The Voices of Haiti: Rachel Snyder


For a missionary kid, the place you grew up, in my case Haiti, always incurs several common tedious questions and a first impression that is not always fair to me whether it is positive or negative. In my senior year at Spring Arbor University I chose to theme my senior art photography exhibit on the people of Haiti. I wanted my pictures to represent the things I have seen in the way I saw them, and in my own way, answer the questions I am always afraid of being asked.

Three and a half years had passed since I left Haiti, and going back there reminded me of just how hard it is to live there. One of our missionaries once described living in Dessalines, during the hottest summer months, as sleeping in a pool of sweat. It’s very true. Fortunately this trip was in December and January and the weather stayed mostly in the lower eighties with added humidity. So we stayed dry when we were standing directly in front of a fan and kept from bending extremities where skin touched skin. Besides the exhausting heat, there are always ants in the food and cockroaches crawling out of every crack. On the upside there is added protein in your meals and you learn to sleep with your mouth closed. The hardest thing to process is the poverty. After living there for so many years the shock gives way to a dull ache. 

I directed the whole of my project to a dusty little town called Dessalines where my family spent two years while my father worked in the mission hospital. The people there are less westernized than the larger cities, the Haitian culture is much stronger, and the town is divided between two religions- Voo Doo and Christianity. Many of the people are involved with both.

 I targeted mainly young children and the elderly because the teenagers in this town tend to be rude. To have an education with no employment or future opportunities leaves them frustrated towards all outsiders who they perceive may be there to take local jobs away from the townspeople. So the young innocent and happy children along with the experienced elderly held a much stronger appeal for what I was trying to capture. But no matter the age, almost every person I photographed gazed into my lens with a solemn dignity that reflected their pride as a people who freed themselves from slavery but were still bound by the poverty they cannot escape. I found it very curious that even many of the children took my picture-taking very seriously. The hospital interpreter, Therisse Joseph, also went to help smooth things over and convince the people to let me take their photograph. Haitians do not like their picture taken when. Knowing this would be the case I decided to offer a copy of their picture as a thank you.

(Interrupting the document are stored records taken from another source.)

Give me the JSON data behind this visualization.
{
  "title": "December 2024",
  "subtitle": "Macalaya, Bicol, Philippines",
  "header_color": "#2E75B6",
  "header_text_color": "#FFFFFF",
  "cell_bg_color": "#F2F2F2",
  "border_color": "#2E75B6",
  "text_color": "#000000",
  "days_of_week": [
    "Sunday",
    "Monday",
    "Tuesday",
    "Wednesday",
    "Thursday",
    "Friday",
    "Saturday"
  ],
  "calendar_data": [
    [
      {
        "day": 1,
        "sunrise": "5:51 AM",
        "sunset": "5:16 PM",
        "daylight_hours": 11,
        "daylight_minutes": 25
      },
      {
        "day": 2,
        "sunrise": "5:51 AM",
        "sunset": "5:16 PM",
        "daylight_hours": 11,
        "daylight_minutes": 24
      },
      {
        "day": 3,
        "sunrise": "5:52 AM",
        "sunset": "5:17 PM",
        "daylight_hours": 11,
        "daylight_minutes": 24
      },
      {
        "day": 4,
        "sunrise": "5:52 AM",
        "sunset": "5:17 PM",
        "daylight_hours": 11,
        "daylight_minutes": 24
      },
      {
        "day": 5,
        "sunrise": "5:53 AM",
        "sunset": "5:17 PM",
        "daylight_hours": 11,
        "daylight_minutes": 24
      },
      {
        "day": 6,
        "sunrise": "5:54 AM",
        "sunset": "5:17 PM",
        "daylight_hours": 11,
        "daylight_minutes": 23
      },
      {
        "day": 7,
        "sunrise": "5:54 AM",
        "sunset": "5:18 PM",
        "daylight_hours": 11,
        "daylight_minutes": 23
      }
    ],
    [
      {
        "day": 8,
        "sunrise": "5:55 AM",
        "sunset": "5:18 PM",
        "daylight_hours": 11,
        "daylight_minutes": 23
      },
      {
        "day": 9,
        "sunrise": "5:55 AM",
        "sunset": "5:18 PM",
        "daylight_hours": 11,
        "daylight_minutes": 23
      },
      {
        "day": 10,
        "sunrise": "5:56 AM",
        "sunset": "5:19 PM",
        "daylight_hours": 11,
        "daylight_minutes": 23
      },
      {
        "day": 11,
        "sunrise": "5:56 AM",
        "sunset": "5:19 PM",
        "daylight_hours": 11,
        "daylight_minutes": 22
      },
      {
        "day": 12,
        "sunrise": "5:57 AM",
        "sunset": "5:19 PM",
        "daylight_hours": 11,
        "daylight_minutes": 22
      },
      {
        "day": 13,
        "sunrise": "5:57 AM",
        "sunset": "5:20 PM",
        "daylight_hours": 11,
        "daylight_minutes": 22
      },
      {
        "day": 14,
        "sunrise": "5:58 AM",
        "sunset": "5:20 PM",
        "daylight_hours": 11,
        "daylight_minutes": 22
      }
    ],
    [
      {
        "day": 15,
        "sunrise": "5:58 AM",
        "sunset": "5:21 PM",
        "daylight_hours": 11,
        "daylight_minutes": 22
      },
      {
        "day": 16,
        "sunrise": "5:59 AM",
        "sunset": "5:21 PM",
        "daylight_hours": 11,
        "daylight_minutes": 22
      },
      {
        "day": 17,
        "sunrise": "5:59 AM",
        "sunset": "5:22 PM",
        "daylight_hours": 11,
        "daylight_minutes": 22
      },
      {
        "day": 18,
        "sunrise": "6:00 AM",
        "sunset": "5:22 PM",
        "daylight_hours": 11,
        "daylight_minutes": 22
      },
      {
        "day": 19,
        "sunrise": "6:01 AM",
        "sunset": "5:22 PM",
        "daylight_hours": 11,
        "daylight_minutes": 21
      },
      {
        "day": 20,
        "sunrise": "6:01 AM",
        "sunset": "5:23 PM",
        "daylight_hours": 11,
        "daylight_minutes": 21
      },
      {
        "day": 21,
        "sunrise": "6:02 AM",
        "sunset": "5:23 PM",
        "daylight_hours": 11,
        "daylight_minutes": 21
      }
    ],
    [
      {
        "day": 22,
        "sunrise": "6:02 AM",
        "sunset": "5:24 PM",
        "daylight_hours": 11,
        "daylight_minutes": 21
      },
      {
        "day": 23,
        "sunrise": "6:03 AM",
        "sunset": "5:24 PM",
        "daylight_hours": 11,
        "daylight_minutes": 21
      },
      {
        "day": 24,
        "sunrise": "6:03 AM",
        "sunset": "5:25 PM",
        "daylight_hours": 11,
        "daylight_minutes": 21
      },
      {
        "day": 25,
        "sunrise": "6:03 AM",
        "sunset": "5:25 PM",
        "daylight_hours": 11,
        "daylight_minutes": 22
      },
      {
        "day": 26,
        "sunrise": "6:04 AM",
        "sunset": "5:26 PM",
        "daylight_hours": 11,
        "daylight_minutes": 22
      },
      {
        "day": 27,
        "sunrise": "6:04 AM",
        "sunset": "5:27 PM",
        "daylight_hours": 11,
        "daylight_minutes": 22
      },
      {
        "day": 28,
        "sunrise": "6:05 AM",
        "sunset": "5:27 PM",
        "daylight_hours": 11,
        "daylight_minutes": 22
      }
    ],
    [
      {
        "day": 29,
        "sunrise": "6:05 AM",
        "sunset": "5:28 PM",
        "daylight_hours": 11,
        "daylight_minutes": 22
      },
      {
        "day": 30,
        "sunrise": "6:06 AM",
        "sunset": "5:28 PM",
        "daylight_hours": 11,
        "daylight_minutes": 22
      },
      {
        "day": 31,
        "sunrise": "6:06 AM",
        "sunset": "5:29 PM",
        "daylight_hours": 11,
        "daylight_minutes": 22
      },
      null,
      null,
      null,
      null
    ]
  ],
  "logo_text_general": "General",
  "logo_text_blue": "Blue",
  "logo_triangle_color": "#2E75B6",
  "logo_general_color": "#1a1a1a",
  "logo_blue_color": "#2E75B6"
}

Another challenge I was forced to anticipate was the sun. There are two opportune times to take pictures in Haiti, early in the morning when the sun is just barely up, and in the late afternoon when the sun begins to set. These two times spare less than an hour before constant harsh sunlight and complete darkness making the people too dark and everything around them too bright. God answered my prayers by giving me the confirmation of my exhibit when it seemed clouds moved in every time I stepped outdoors.

 My goals were simple: I wanted my photography exhibit to represent a part of my life that had a major influence of who and why I am the person I am today. To represent the type of photography I want to continue to shoot, and to exhibit photos of a country few people know much about. In my portraits of the Haitians, I wanted to break the walls down enough to glimpse what photographer Steve McCurry calls the “essential soul.” The internal was just as important as the external significance. We are made in the image of God. This is not a physical image but the image of our souls. A glimpse of a person’s soul, whether Voo Doo doctor or missionary, feels like I am seeing a glimpse of God.